Medical program a success

The bright light on the horizon addressing the shortage of physicians across the Northwest is the University of Northern B.C.’s (UNBC) Northern Medical Program.

UNBC

UNBC

The bright light on the horizon addressing the shortage of physicians across the Northwest is the University of Northern B.C.’s (UNBC) Northern Medical Program.

Northern Health faces several challenges when it comes to recruiting physicians, Dr. Geoff Appleton, Northwest Medical Director for Northern Health said, due to our rurality and isolation.

But by training medical professionals up here, it not only helps acclimatize them to the region, but they’re then taken in for their residency program throughout the smaller communities, showing them first-hand the benefits, Appleton said.

“We have students here in Terrace in the northern medical program in resident positions and the more of these come through the more they kind of get to like the north and are trained,” Appleton said. “It’s a huge help.”

Right now a lot of the graduates of the program are staying in the north, Prince George specifically, Appleton said, which is a success for Northern Health, but what he’d like to see the program do is expand further to smaller, more rural communities. Communities such as Houston, where they’re dealing with hundreds of people without a doctor; patients who now have to travel for medical assistance.

“We’re hoping that it falls out to our smaller areas, because they get to realize the advantages of working up here, “Appleton said, who works in Terrace. “It’s a nice lifestyle, and you’re not paying Vancouver Health’s prices.”

They took their first students in 2004, Dr. David Snadden, Vice Provost of Medicine with UNBC said, with their first graduates going into residency programs in 2008. General practitioners, who then have a two-year residency, have emerged fully licensed just six months ago.
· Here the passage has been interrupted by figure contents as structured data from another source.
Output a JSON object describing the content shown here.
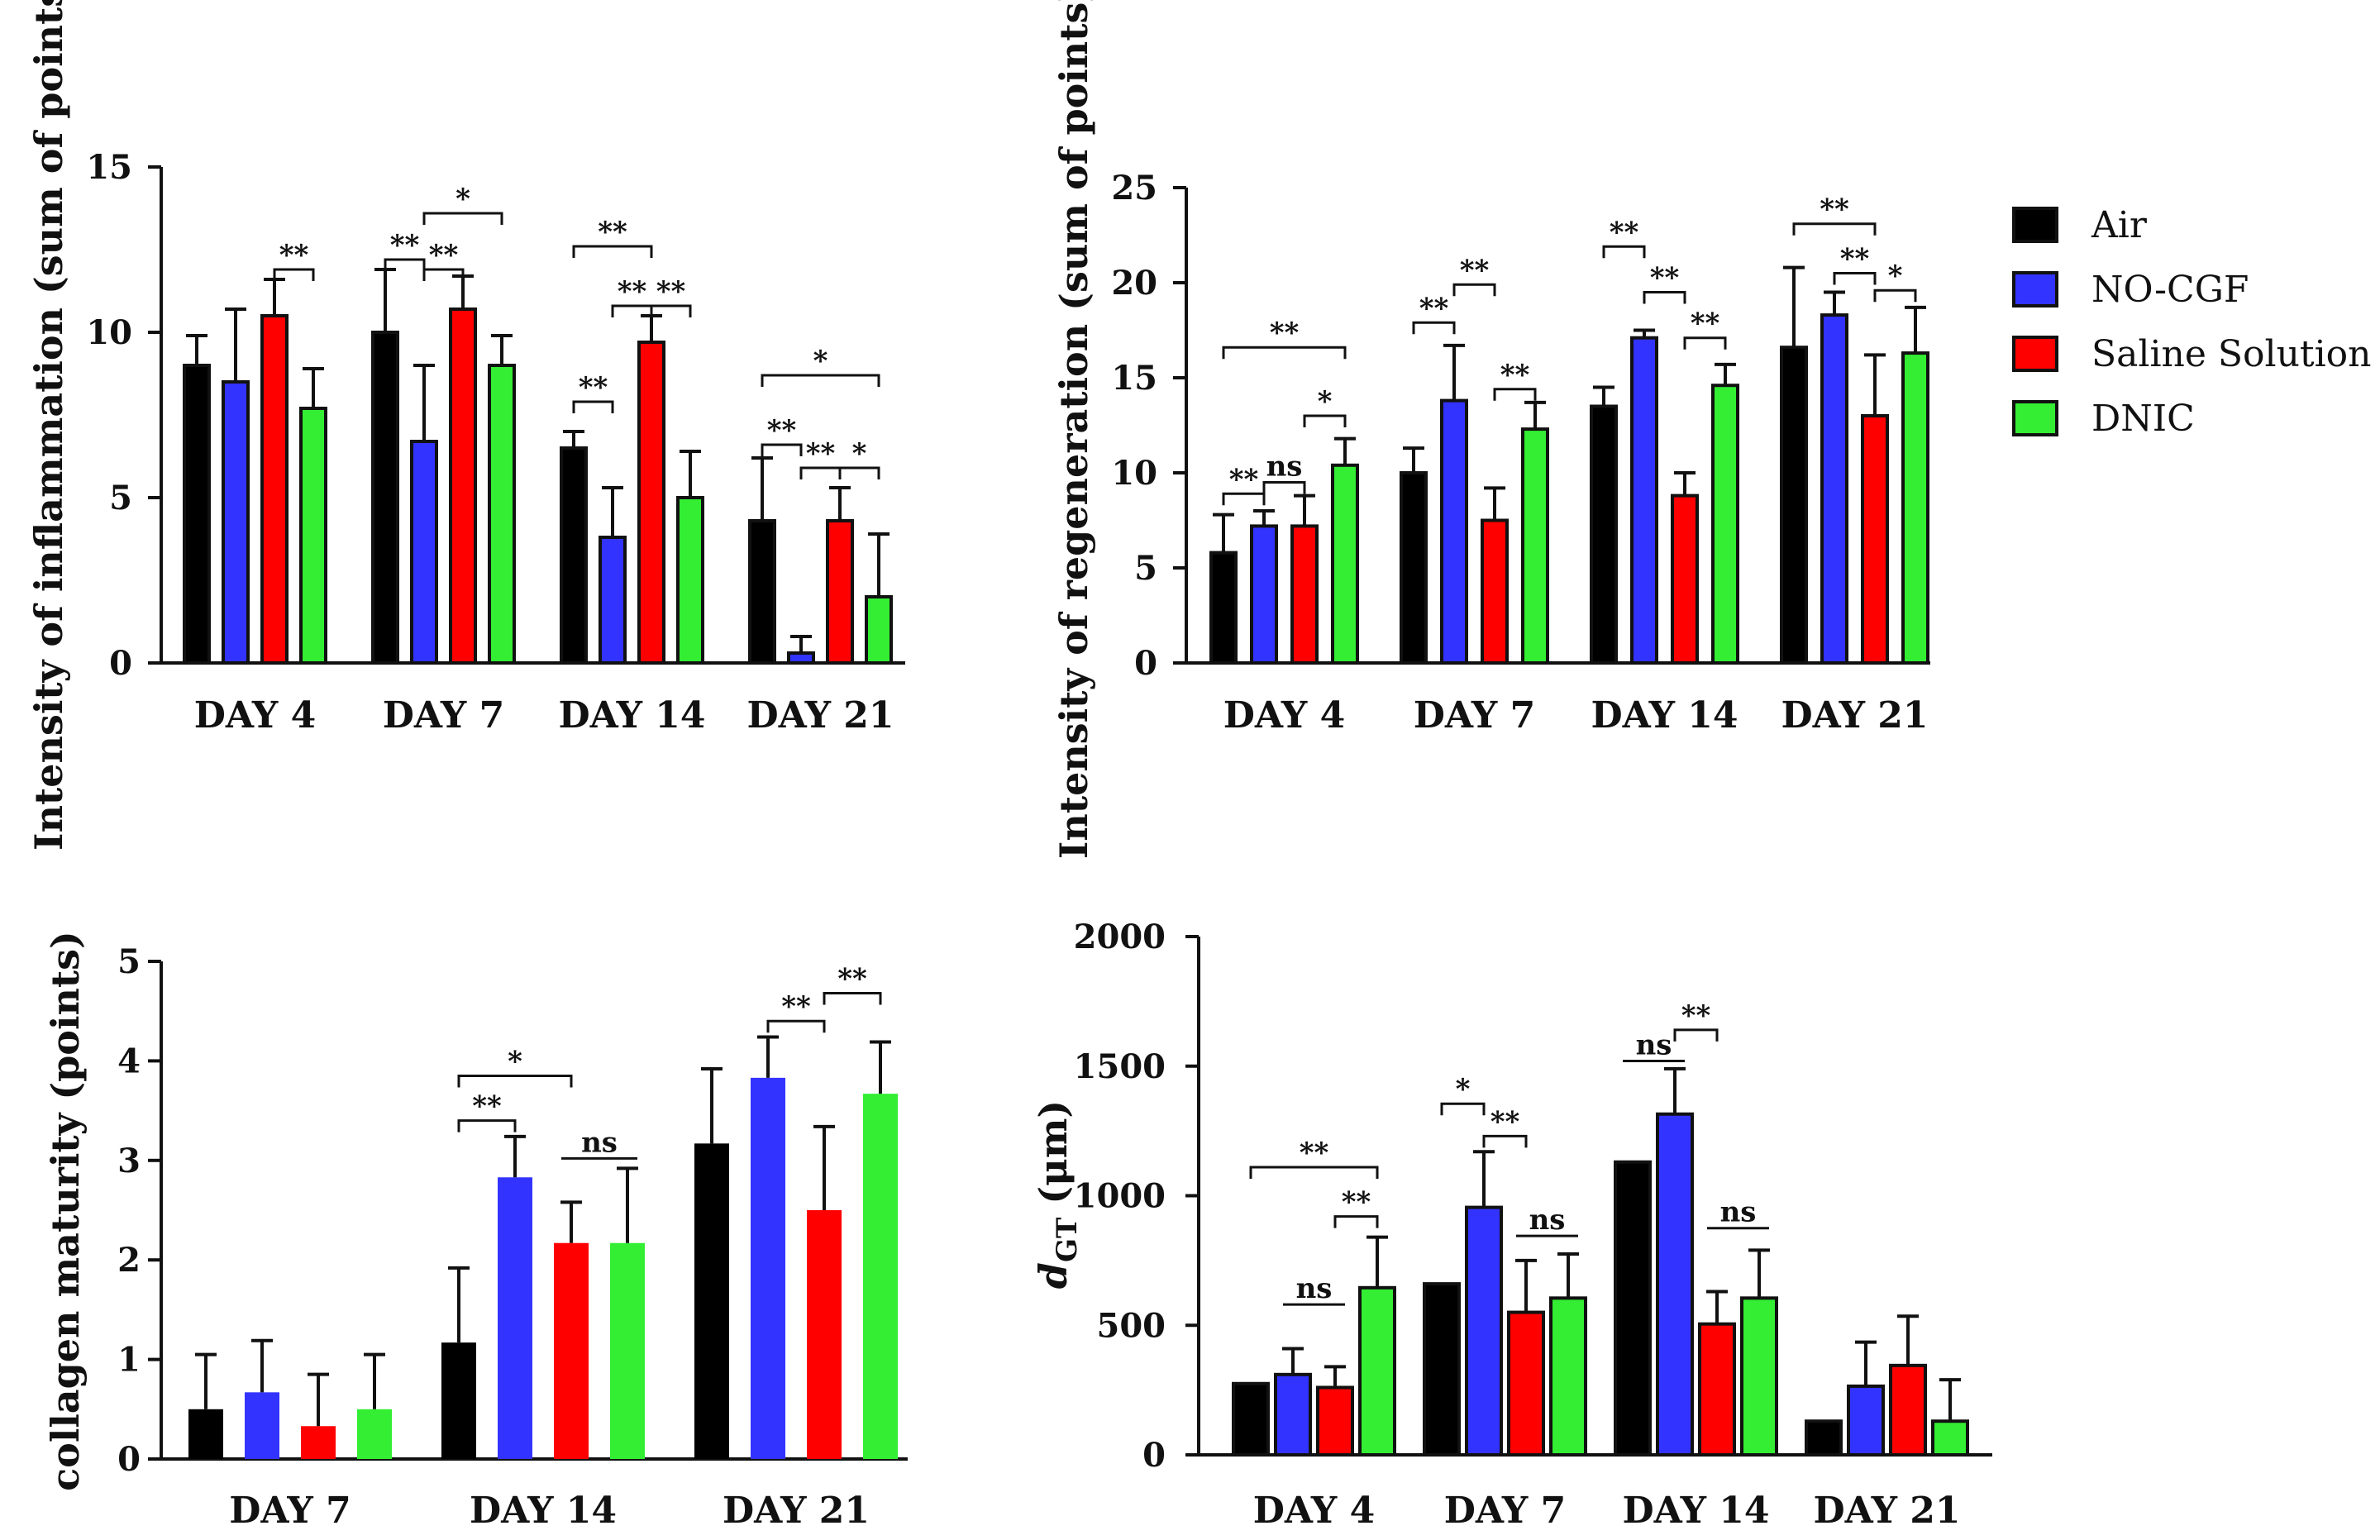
{
  "colors": {
    "Air": "#000000",
    "NO-CGF": "#3333ff",
    "Saline Solution": "#ff0000",
    "DNIC": "#33ee33"
  },
  "legend": {
    "entries": [
      {
        "label": "Air",
        "color": "#000000"
      },
      {
        "label": "NO-CGF",
        "color": "#3333ff"
      },
      {
        "label": "Saline Solution",
        "color": "#ff0000"
      },
      {
        "label": "DNIC",
        "color": "#33ee33"
      }
    ]
  },
  "chart_data": [
    {
      "type": "bar",
      "id": "inflammation",
      "title": "",
      "ylabel": "Intensity of inflammation (sum of points)",
      "xlabel": "",
      "ylim": [
        0,
        15
      ],
      "yticks": [
        0,
        5,
        10,
        15
      ],
      "categories": [
        "DAY 4",
        "DAY 7",
        "DAY 14",
        "DAY 21"
      ],
      "series": [
        {
          "name": "Air",
          "values": [
            9.0,
            10.0,
            6.5,
            4.3
          ],
          "errors": [
            0.9,
            1.9,
            0.5,
            1.9
          ]
        },
        {
          "name": "NO-CGF",
          "values": [
            8.5,
            6.7,
            3.8,
            0.3
          ],
          "errors": [
            2.2,
            2.3,
            1.5,
            0.5
          ]
        },
        {
          "name": "Saline Solution",
          "values": [
            10.5,
            10.7,
            9.7,
            4.3
          ],
          "errors": [
            1.1,
            1.0,
            0.8,
            1.0
          ]
        },
        {
          "name": "DNIC",
          "values": [
            7.7,
            9.0,
            5.0,
            2.0
          ],
          "errors": [
            1.2,
            0.9,
            1.4,
            1.9
          ]
        }
      ],
      "annotations": [
        {
          "cat": 0,
          "a": 2,
          "b": 3,
          "y": 11.9,
          "label": "**"
        },
        {
          "cat": 1,
          "a": 0,
          "b": 1,
          "y": 12.2,
          "label": "**"
        },
        {
          "cat": 1,
          "a": 1,
          "b": 3,
          "y": 13.6,
          "label": "*"
        },
        {
          "cat": 1,
          "a": 1,
          "b": 2,
          "y": 11.9,
          "label": "**"
        },
        {
          "cat": 2,
          "a": 0,
          "b": 2,
          "y": 12.6,
          "label": "**"
        },
        {
          "cat": 2,
          "a": 0,
          "b": 1,
          "y": 7.9,
          "label": "**"
        },
        {
          "cat": 2,
          "a": 2,
          "b": 1,
          "y": 10.8,
          "label": "**"
        },
        {
          "cat": 2,
          "a": 2,
          "b": 3,
          "y": 10.8,
          "label": "**"
        },
        {
          "cat": 3,
          "a": 0,
          "b": 3,
          "y": 8.7,
          "label": "*"
        },
        {
          "cat": 3,
          "a": 0,
          "b": 1,
          "y": 6.6,
          "label": "**"
        },
        {
          "cat": 3,
          "a": 2,
          "b": 1,
          "y": 5.9,
          "label": "**"
        },
        {
          "cat": 3,
          "a": 2,
          "b": 3,
          "y": 5.9,
          "label": "*"
        }
      ]
    },
    {
      "type": "bar",
      "id": "regeneration",
      "title": "",
      "ylabel": "Intensity of regeneration (sum of points)",
      "xlabel": "",
      "ylim": [
        0,
        25
      ],
      "yticks": [
        0,
        5,
        10,
        15,
        20,
        25
      ],
      "categories": [
        "DAY 4",
        "DAY 7",
        "DAY 14",
        "DAY 21"
      ],
      "series": [
        {
          "name": "Air",
          "values": [
            5.8,
            10.0,
            13.5,
            16.6
          ],
          "errors": [
            2.0,
            1.3,
            1.0,
            4.2
          ]
        },
        {
          "name": "NO-CGF",
          "values": [
            7.2,
            13.8,
            17.1,
            18.3
          ],
          "errors": [
            0.8,
            2.9,
            0.4,
            1.2
          ]
        },
        {
          "name": "Saline Solution",
          "values": [
            7.2,
            7.5,
            8.8,
            13.0
          ],
          "errors": [
            1.6,
            1.7,
            1.2,
            3.2
          ]
        },
        {
          "name": "DNIC",
          "values": [
            10.4,
            12.3,
            14.6,
            16.3
          ],
          "errors": [
            1.4,
            1.4,
            1.1,
            2.4
          ]
        }
      ],
      "annotations": [
        {
          "cat": 0,
          "a": 0,
          "b": 3,
          "y": 16.6,
          "label": "**"
        },
        {
          "cat": 0,
          "a": 2,
          "b": 3,
          "y": 13.0,
          "label": "*"
        },
        {
          "cat": 0,
          "a": 1,
          "b": 2,
          "y": 9.5,
          "label": "ns"
        },
        {
          "cat": 0,
          "a": 0,
          "b": 1,
          "y": 8.9,
          "label": "**"
        },
        {
          "cat": 1,
          "a": 0,
          "b": 1,
          "y": 17.9,
          "label": "**"
        },
        {
          "cat": 1,
          "a": 1,
          "b": 2,
          "y": 19.9,
          "label": "**"
        },
        {
          "cat": 1,
          "a": 2,
          "b": 3,
          "y": 14.4,
          "label": "**"
        },
        {
          "cat": 2,
          "a": 0,
          "b": 1,
          "y": 21.9,
          "label": "**"
        },
        {
          "cat": 2,
          "a": 1,
          "b": 2,
          "y": 19.5,
          "label": "**"
        },
        {
          "cat": 2,
          "a": 2,
          "b": 3,
          "y": 17.1,
          "label": "**"
        },
        {
          "cat": 3,
          "a": 0,
          "b": 2,
          "y": 23.1,
          "label": "**"
        },
        {
          "cat": 3,
          "a": 1,
          "b": 2,
          "y": 20.5,
          "label": "**"
        },
        {
          "cat": 3,
          "a": 2,
          "b": 3,
          "y": 19.6,
          "label": "*"
        }
      ]
    },
    {
      "type": "bar",
      "id": "collagen",
      "title": "",
      "ylabel": "collagen maturity (points)",
      "xlabel": "",
      "ylim": [
        0,
        5
      ],
      "yticks": [
        0,
        1,
        2,
        3,
        4,
        5
      ],
      "categories": [
        "DAY 7",
        "DAY 14",
        "DAY 21"
      ],
      "series": [
        {
          "name": "Air",
          "values": [
            0.5,
            1.17,
            3.17
          ],
          "errors": [
            0.55,
            0.75,
            0.75
          ]
        },
        {
          "name": "NO-CGF",
          "values": [
            0.67,
            2.83,
            3.83
          ],
          "errors": [
            0.52,
            0.41,
            0.41
          ]
        },
        {
          "name": "Saline Solution",
          "values": [
            0.33,
            2.17,
            2.5
          ],
          "errors": [
            0.52,
            0.41,
            0.84
          ]
        },
        {
          "name": "DNIC",
          "values": [
            0.5,
            2.17,
            3.67
          ],
          "errors": [
            0.55,
            0.75,
            0.52
          ]
        }
      ],
      "annotations": [
        {
          "cat": 1,
          "a": 0,
          "b": 2,
          "y": 3.85,
          "label": "*"
        },
        {
          "cat": 1,
          "a": 0,
          "b": 1,
          "y": 3.4,
          "label": "**"
        },
        {
          "cat": 1,
          "a": 2,
          "b": 3,
          "y": 3.02,
          "label": "ns",
          "style": "line"
        },
        {
          "cat": 2,
          "a": 1,
          "b": 2,
          "y": 4.4,
          "label": "**"
        },
        {
          "cat": 2,
          "a": 2,
          "b": 3,
          "y": 4.68,
          "label": "**"
        }
      ]
    },
    {
      "type": "bar",
      "id": "dgt",
      "title": "",
      "ylabel": "dGT (μm)",
      "ylabel_main": "d",
      "ylabel_sub": "GT",
      "ylabel_unit": " (μm)",
      "xlabel": "",
      "ylim": [
        0,
        2000
      ],
      "yticks": [
        0,
        500,
        1000,
        1500,
        2000
      ],
      "categories": [
        "DAY 4",
        "DAY 7",
        "DAY 14",
        "DAY 21"
      ],
      "series": [
        {
          "name": "Air",
          "values": [
            275,
            660,
            1130,
            130
          ],
          "errors": [
            0,
            0,
            0,
            0
          ]
        },
        {
          "name": "NO-CGF",
          "values": [
            310,
            955,
            1315,
            265
          ],
          "errors": [
            100,
            215,
            175,
            170
          ]
        },
        {
          "name": "Saline Solution",
          "values": [
            260,
            550,
            505,
            345
          ],
          "errors": [
            80,
            200,
            125,
            190
          ]
        },
        {
          "name": "DNIC",
          "values": [
            645,
            605,
            605,
            130
          ],
          "errors": [
            195,
            170,
            185,
            160
          ]
        }
      ],
      "annotations": [
        {
          "cat": 0,
          "a": 0,
          "b": 3,
          "y": 1110,
          "label": "**"
        },
        {
          "cat": 0,
          "a": 2,
          "b": 3,
          "y": 920,
          "label": "**"
        },
        {
          "cat": 0,
          "a": 1,
          "b": 2,
          "y": 580,
          "label": "ns",
          "style": "line"
        },
        {
          "cat": 1,
          "a": 0,
          "b": 1,
          "y": 1355,
          "label": "*"
        },
        {
          "cat": 1,
          "a": 1,
          "b": 2,
          "y": 1230,
          "label": "**"
        },
        {
          "cat": 1,
          "a": 2,
          "b": 3,
          "y": 845,
          "label": "ns",
          "style": "line"
        },
        {
          "cat": 2,
          "a": 0,
          "b": 1,
          "y": 1520,
          "label": "ns",
          "style": "line"
        },
        {
          "cat": 2,
          "a": 1,
          "b": 2,
          "y": 1640,
          "label": "**"
        },
        {
          "cat": 2,
          "a": 2,
          "b": 3,
          "y": 875,
          "label": "ns",
          "style": "line"
        }
      ]
    }
  ]
}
Specialists have to go through a five year residency program before being allowed to take the exams to become fully licensed.

“What we’ve tried to do … is to have an admissions system for a northern medical program which seeks to find students we think are more likely to be successful in their education in a rural area, and therefore more likely to settle in the rural area,” Snadden said.

In the long-term, rural students, or urban students with a rural affinity, are more likely to choose to stay in the smaller communities, communities that are often faced with the most challenges in recruiting physicians.

In fact, roughly half the students they have now come from northern B.C., from communities like Kitimat, Smithers, and Houston. In total, 85 per cent of their students come from rural B.C.

“We’ve got a smattering of students coming from northern areas,” Snadden said. “I would really like to encourage those students who are thinking of going to university and thinking of future careers to consider medicine, because we really want to try to recruit as many as we can from rural areas.”

And it’s not just Prince George that the students are acclimatized to, he said. There is a mandatory course between second and third years requiring students to intern at communities like Houston or Hazelton; smaller communities than Prince George where procedures may be a tad different, and certainly the pace and environment.

“Seeing rural practices, working with physicians, is really important for students,” Snadden said. “We’re trying to make sure our students are immersed in rural issues.”

It’s a program that has been praised not just in B.C., but from other provinces as well, Snadden said, with students applying from across Canada to take their program.

It has been fairly successful at retaining these graduates for smaller municipalities, with one remaining in Fort St. John where their residency was, several more remaining in Prince George, and for those that did head down south, the majority have chosen to practice in smaller communities down there, as well.

“There’s definitely been some success,” Snadden said. “Whatever we’re doing, our students are not being turned off rural life, some students continue to explore it.”

There has been a remarkable amount of interest in the program from students interested in these opportunities, Snadden said, and in doing their residency throughout the northwest.

There are challenges, Snadden acknowledged, but the Northern Medical Program is one method to showcase not only the benefits of practicing here, but of the highlights of northern living.

“It is a difficult issue that’s so important for our communities, because a lot of this is sustainability based,” Snadden said.